A distanza di un secolo dalla sua prima rappresentazione e considerato tra i capolavori di Luigi Pirandello, Enrico IV torna in scena col volto di Sebastiano Lo Monaco. L’attore siciliano già autorevole interprete delle opere pirandelliane è diretto in questa occasione da Yannis Kokkos.
La produzione mette insieme uno dei maggiori autori del Novecento e l’esperienza di uno tra i più stimati registi contemporanei, che in questo caso ha curato anche la scenografia coadiuvato da Cleo Laigret.
Quando la pazzia è necessaria
Sul palco, diverse postazioni che portano sotto i riflettori i segreti e i mascheramenti che abitano i camerini degli attori, un enorme trono d’oro destinato ad accogliere il pazzo che si crede re, una sorta di baraccone degli specchi dove si trovano appese le effigi di Donna Matilde Spina mascherata da Matilde di Toscana (la brava Mariàngeles Torres) con il ritratto di Enrico VI di Franconia, in ottemperanza alle indicazioni di scena pirandelliane; fa la sua comparsa anche un grande televisore che proietta in bianco e nero alcune scene che anticipano o corredano la narrazione.
Sono i valletti/consiglieri a introdurre il pubblico al gioco della finzione ideato da Pirandello che asseconda la pazzia vera o presunta del protagonista insorta dopo la celebre caduta da cavallo, vissuta da lui e da chi lo circonda come un sogno lungo vent’anni.
L’intreccio del dramma dai risvolti tragicomici nella rilettura dello spettacolo diventa pretesto per ragionare soprattutto sul tema della follia, oltre che sul gioco ambiguo della finzione e sulla natura e la funzione dell’attore. Lo psichiatra che fa il suo ingresso "a corte" insieme al gruppetto che ha ideato il gioco delle parti capitanato da Matilde e Belcredi (interpretato da Claudio Mazzenga) è impotente di fronte agli eventi che dimostrano che in storie come questa la pazzia è necessaria.

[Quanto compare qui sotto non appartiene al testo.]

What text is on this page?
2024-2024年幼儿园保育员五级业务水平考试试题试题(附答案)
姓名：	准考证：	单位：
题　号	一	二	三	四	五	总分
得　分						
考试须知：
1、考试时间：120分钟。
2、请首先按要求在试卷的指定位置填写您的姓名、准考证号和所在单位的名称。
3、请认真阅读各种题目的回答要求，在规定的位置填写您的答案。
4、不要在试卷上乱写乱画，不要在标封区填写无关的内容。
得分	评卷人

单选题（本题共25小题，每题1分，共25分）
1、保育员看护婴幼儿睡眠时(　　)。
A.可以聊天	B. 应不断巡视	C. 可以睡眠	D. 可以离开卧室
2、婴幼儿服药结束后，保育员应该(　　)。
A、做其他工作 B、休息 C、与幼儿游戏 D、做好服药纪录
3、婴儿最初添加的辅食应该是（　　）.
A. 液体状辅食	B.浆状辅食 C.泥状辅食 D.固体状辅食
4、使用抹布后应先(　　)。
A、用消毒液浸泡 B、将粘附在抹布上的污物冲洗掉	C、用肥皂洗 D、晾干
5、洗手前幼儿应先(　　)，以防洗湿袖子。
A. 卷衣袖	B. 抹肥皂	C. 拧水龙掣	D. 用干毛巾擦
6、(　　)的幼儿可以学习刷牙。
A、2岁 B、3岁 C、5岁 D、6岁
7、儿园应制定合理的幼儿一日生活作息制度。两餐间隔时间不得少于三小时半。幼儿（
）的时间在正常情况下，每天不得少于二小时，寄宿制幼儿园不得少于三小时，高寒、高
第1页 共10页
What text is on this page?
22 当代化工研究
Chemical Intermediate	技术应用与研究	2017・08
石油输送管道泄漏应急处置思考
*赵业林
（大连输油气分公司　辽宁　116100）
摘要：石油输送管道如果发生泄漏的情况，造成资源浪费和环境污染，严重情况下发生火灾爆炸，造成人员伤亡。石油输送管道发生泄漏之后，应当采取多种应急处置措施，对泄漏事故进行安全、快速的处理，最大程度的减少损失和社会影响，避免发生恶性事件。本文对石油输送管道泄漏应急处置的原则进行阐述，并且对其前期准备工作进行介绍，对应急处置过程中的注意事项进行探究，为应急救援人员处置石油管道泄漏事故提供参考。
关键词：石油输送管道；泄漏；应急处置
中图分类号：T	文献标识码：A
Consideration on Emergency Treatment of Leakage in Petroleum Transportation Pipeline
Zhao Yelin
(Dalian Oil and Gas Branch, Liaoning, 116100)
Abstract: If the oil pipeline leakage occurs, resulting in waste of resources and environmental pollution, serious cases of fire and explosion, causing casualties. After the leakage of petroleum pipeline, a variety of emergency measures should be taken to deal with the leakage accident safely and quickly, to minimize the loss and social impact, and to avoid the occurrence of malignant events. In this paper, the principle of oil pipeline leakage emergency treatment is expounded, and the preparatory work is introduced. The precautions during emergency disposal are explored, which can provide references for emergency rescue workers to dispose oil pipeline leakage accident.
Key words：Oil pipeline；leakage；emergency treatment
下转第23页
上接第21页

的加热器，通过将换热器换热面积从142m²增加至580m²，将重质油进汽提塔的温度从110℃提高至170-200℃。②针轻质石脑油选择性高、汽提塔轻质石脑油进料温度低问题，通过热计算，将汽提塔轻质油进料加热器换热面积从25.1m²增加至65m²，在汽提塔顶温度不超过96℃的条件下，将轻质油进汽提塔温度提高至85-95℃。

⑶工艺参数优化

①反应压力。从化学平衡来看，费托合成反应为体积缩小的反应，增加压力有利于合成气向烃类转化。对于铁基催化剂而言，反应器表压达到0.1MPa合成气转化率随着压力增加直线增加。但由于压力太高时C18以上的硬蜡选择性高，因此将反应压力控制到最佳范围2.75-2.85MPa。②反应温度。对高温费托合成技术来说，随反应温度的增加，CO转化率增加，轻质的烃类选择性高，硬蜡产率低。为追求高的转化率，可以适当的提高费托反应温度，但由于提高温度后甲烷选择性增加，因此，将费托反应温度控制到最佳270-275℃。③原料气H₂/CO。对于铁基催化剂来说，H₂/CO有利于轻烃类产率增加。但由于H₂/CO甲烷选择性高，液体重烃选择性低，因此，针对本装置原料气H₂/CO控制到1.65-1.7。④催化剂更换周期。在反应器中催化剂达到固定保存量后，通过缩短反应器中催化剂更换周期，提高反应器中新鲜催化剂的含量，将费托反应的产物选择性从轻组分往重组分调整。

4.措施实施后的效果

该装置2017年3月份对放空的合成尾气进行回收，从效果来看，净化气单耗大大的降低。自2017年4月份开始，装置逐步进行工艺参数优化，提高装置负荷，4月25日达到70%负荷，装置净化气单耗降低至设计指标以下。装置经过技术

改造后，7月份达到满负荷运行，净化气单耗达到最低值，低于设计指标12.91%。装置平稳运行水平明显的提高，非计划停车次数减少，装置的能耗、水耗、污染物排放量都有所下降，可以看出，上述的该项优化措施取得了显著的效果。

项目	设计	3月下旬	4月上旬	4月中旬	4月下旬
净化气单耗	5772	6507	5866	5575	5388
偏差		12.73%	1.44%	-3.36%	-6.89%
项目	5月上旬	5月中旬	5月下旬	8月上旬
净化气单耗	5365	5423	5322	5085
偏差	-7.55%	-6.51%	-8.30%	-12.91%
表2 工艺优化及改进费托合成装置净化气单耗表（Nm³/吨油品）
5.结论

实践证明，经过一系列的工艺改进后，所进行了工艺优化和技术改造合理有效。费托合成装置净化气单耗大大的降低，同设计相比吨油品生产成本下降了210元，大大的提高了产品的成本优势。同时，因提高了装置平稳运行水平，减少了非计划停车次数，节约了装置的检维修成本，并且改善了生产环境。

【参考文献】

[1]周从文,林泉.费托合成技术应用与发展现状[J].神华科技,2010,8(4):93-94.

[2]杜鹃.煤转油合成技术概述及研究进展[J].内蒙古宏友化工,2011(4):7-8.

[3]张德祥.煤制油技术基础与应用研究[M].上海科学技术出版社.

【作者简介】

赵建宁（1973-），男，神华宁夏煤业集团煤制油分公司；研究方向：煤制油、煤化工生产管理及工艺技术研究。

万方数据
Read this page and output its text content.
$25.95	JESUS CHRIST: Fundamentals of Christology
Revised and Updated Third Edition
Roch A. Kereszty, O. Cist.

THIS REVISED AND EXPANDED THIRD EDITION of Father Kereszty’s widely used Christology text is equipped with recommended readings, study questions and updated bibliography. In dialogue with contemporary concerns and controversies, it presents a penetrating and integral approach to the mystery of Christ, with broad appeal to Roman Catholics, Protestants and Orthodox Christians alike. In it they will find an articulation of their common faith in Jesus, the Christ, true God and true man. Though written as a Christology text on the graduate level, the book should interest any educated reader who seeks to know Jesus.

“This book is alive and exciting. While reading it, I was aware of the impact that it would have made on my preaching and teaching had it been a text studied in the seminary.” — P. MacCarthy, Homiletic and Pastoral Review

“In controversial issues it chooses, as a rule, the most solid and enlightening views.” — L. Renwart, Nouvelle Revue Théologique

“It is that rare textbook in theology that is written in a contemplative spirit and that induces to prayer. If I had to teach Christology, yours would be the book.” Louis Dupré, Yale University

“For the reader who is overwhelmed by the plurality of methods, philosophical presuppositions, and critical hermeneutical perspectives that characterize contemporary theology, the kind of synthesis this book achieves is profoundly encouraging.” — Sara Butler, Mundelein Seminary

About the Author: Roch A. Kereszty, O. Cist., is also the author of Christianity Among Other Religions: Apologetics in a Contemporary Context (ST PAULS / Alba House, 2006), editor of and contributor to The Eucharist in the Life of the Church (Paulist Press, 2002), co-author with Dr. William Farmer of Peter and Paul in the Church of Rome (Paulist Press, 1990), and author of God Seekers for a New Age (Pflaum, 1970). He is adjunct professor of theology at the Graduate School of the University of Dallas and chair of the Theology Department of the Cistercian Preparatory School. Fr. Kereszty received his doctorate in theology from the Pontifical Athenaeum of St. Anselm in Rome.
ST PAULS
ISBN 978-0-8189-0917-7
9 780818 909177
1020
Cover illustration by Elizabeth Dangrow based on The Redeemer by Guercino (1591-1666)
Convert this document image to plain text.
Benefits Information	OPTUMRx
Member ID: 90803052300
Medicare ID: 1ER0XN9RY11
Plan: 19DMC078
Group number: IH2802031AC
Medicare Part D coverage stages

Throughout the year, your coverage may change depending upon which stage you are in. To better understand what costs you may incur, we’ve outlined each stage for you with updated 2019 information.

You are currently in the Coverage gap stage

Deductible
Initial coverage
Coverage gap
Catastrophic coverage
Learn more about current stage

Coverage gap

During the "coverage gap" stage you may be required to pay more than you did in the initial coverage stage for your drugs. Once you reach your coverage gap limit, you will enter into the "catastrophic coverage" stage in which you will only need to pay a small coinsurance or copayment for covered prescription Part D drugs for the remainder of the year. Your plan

Un omaggio a Pirandello sentito e credibile
La drammaturgia è sostanzialmente fedele all’originale, Kokkos con una regia attenta e armonica, che fa emergere l’impronta corale dell’opera, ha deciso insieme all’aiuto regista Stephan Grögler di allestire il dramma mettendo in luce il rapporto di Pirandello con la psicologia, sottolineando l’influenza sull’autore degli studi di freudiani e della successiva scuola di Francoforte.
Commovente il monologo di Lo Monaco, che nel finale, smessi ormai i panni di Enrico IV, si chiede se essere o non essere pazzo e quindi con un moto di carità verso se stesso li riveste: un Amleto disilluso e invecchiato.
Appeso sul fondale, appare nel secondo atto il faccione della luna, che come nella celebre novella dello scrittore siciliano va a governare con il suo chiarore tenero e carico di ambiguità l'esperienza del tutto irrazionale ma profondamente umana messa in scena. Pirandello torna sul palcoscenico non proprio vestito a nuovo, ma con un omaggio sentito e credibile.